Fanning wants to take the stigma and the guilt out of those decisions because she said the choice to attend a family event shouldn't feel like a hard choice. As she's moved up in leadership, Fanning has led by example and been vocal in the workplace to support other female colleagues and establish an inclusive, supportive and flexible culture.
"Culturally, to have managers and leaders who say, 'no, go [to the graduation]' is so great and reinforces the positivity and takes that [stigma] away," she said. "It's super important to shape that culture and make it the norm."
There have been times when Fanning has repeated in several meetings that she won't be available on a certain day because she has a family obligation. That way, when an expecting parent is faced with that choice in the future, they feel comfortable making it.
Something Fanning often shares with peers is to take the aspects you love about leadership and culture from previous organizations and implement those bits where you can at your current job.
"One of my biggest jobs as a leader is to set a culture and tone in which I want to work in," she said. "You can pay it forward and make the next organization, the next generation better."
Mentorship has played a major role in Fanning's career.

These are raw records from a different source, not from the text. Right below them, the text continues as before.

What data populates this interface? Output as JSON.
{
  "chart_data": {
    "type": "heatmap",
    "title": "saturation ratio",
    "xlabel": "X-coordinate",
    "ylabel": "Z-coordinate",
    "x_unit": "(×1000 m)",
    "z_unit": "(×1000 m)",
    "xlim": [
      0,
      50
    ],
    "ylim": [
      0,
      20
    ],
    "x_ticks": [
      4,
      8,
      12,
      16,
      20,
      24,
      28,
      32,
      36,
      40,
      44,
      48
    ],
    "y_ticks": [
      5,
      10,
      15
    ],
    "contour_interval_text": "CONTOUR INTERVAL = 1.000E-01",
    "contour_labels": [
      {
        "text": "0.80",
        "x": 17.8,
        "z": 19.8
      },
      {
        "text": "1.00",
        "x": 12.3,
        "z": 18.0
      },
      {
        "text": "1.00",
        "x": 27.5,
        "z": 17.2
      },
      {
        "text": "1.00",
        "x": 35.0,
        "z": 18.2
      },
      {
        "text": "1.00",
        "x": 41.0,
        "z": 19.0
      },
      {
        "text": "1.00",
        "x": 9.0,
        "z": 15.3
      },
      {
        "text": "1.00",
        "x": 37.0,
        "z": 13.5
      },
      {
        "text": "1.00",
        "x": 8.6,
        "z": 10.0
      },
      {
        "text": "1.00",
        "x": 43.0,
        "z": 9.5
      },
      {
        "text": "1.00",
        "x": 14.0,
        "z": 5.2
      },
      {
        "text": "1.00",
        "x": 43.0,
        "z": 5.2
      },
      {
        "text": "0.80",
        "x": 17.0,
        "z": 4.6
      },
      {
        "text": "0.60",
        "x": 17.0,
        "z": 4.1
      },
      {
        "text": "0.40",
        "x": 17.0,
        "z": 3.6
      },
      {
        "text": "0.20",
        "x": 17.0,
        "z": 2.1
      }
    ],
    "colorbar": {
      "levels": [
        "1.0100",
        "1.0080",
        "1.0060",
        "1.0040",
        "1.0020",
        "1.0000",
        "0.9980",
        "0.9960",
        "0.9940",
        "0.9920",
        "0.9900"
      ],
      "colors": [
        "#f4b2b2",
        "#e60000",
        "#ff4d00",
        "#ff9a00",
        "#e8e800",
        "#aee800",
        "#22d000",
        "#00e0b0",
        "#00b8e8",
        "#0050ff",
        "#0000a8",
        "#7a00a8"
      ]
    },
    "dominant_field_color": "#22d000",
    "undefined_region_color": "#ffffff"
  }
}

She remembers when she felt insecure about her ability to meet the challenge of a new role, and a mentor told her, "They would never have put you in that job if they didn't think you could do it."
"I think sometimes you feel like you're going to fail, and when you realize that an organization, your leadership team, is there to make you succeed, just that shift in mindset, I wish I would have known that earlier in my career," she said. "So often you feel like 'oh my gosh, I'm going to fail, what if I fail?' and if you could flip that to say 'they put me here to succeed. What is it going to feel like when I succeed?' It's such a pivot on that emotion that I love to share with the next generation."
Fanning will join Newsweek at this year's inaugural Women's Global Impact forum. The August 5 event, hosted at Newsweek's headquarters in New York City, will bring together some of the world's top female executives and connect them with rising stars across industries and job functions.